Two Occupy Protesters Died on Thursday

Two Occupy Protesters Died on Thursday

Two unrelated deaths at Occupy encampments last night -- at Occupy Burlington and at Occupy Oakland -- are together making headlines this morning and casting a shadow on the movement nationally. The first death, in Vermont, appears to have been a suicide: "police said preliminary investigations show a 35-year-old military veteran fatally shot himself in the head Thursday," the AP reports. "It had been a good relationship between police and protesters since the encampment began Oct. 28, city officials said," according to the Burlington Free Press, but now those relations are now being strained in the wake of the apparent suicide. After the city decided to shut down the encampment to investigate the shooting, "Some protesters shouted they would fight," prompting the mayor to personally talk the protesters down from rioting.

RELATED: Chaos Continues in Oakland After Protesters Shut Down Entire Port

The situation at Occupy Oakland, though, needed no further straining.
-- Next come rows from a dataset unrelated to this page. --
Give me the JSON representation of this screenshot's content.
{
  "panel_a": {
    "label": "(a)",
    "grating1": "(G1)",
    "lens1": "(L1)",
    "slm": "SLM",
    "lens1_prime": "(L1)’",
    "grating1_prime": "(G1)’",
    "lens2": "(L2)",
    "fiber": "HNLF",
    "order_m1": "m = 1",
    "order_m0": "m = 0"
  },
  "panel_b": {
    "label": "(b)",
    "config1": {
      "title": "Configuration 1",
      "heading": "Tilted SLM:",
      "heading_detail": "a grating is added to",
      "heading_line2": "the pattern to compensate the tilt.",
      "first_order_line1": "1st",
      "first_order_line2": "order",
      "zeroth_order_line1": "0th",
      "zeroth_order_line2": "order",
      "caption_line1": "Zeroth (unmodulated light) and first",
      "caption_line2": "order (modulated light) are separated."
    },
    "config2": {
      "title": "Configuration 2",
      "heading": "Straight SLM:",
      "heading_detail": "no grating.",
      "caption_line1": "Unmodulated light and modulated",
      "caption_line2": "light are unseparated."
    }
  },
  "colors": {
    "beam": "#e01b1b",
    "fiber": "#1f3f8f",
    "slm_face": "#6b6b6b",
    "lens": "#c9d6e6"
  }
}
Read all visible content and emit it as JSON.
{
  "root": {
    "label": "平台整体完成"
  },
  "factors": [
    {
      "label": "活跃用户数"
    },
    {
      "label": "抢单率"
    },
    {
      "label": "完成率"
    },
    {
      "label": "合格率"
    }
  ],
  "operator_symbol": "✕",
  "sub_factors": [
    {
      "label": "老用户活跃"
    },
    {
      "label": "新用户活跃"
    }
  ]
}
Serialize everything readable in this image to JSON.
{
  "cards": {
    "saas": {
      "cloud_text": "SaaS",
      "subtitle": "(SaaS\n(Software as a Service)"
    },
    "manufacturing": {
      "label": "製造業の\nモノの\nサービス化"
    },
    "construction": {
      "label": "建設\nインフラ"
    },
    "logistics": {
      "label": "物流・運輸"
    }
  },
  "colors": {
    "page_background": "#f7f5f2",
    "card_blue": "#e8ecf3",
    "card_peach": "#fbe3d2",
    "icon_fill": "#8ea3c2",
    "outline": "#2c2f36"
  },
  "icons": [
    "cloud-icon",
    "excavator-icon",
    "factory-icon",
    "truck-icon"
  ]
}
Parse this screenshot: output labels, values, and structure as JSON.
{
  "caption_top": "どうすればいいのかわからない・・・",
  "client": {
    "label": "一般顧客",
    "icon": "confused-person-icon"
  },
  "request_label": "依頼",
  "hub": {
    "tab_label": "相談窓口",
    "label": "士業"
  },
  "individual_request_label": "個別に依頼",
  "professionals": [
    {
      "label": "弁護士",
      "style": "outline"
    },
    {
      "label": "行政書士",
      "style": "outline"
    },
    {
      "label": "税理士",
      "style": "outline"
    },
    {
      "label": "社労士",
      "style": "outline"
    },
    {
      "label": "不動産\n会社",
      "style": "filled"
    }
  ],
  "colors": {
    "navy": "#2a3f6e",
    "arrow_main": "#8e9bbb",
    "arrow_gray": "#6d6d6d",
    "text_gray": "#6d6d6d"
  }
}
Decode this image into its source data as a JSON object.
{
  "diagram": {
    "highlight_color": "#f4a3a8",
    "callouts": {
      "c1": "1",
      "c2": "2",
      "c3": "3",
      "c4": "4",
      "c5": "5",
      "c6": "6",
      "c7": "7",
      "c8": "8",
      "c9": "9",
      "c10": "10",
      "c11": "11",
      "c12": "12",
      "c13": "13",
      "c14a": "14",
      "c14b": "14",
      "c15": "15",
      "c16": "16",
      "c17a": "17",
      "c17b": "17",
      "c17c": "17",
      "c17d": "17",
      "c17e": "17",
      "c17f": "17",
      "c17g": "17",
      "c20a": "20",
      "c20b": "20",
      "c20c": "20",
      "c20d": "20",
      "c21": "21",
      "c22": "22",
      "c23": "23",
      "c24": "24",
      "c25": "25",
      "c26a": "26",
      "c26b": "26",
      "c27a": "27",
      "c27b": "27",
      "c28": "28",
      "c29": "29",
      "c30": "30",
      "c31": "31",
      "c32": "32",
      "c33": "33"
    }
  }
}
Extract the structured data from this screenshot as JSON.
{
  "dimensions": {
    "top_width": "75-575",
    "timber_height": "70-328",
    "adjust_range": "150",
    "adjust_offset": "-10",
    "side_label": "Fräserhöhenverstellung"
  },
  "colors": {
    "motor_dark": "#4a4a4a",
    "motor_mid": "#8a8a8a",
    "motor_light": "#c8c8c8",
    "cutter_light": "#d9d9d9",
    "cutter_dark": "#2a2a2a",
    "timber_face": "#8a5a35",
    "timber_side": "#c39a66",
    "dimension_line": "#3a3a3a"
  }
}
About three hours after the Vermont shooting, at 5 p.m., a man was shot outside of Oakland's City Hall, the San Francisco Chronicle reports. "The man, whom several Occupy campers said they did not recognize, was shot in the head at about 5 p.m. outside a BART station exit in Frank Ogawa Plaza." Oakland Occupiers don't think their people had any part of the killing, distancing themselves from the incident by chanting "This is not Occupy Oakland" over a police commissioner's address to reports. Oakland's mayor seems to disagree. "The risks are too great for having an encampment out there," mayor Jean Quan said at a press conference, according to the Chronicle. "It's time for the encampment to end." Though Occupy Oaklanders obviously want to keep their camp, today many of them are simply responding by holding vigils for the victim (one pictured above).

RELATED: Occupy Oakland's Tent City Is Gone

Meanwhile, at Occupy Atlanta, everybody (i.e., two protesters) is contracting tuberculosis, WGCL-TV reports. News of that comes as The New York Times reports on growing health concerns of the "Zuccotti lung" at Occupy Wall Street.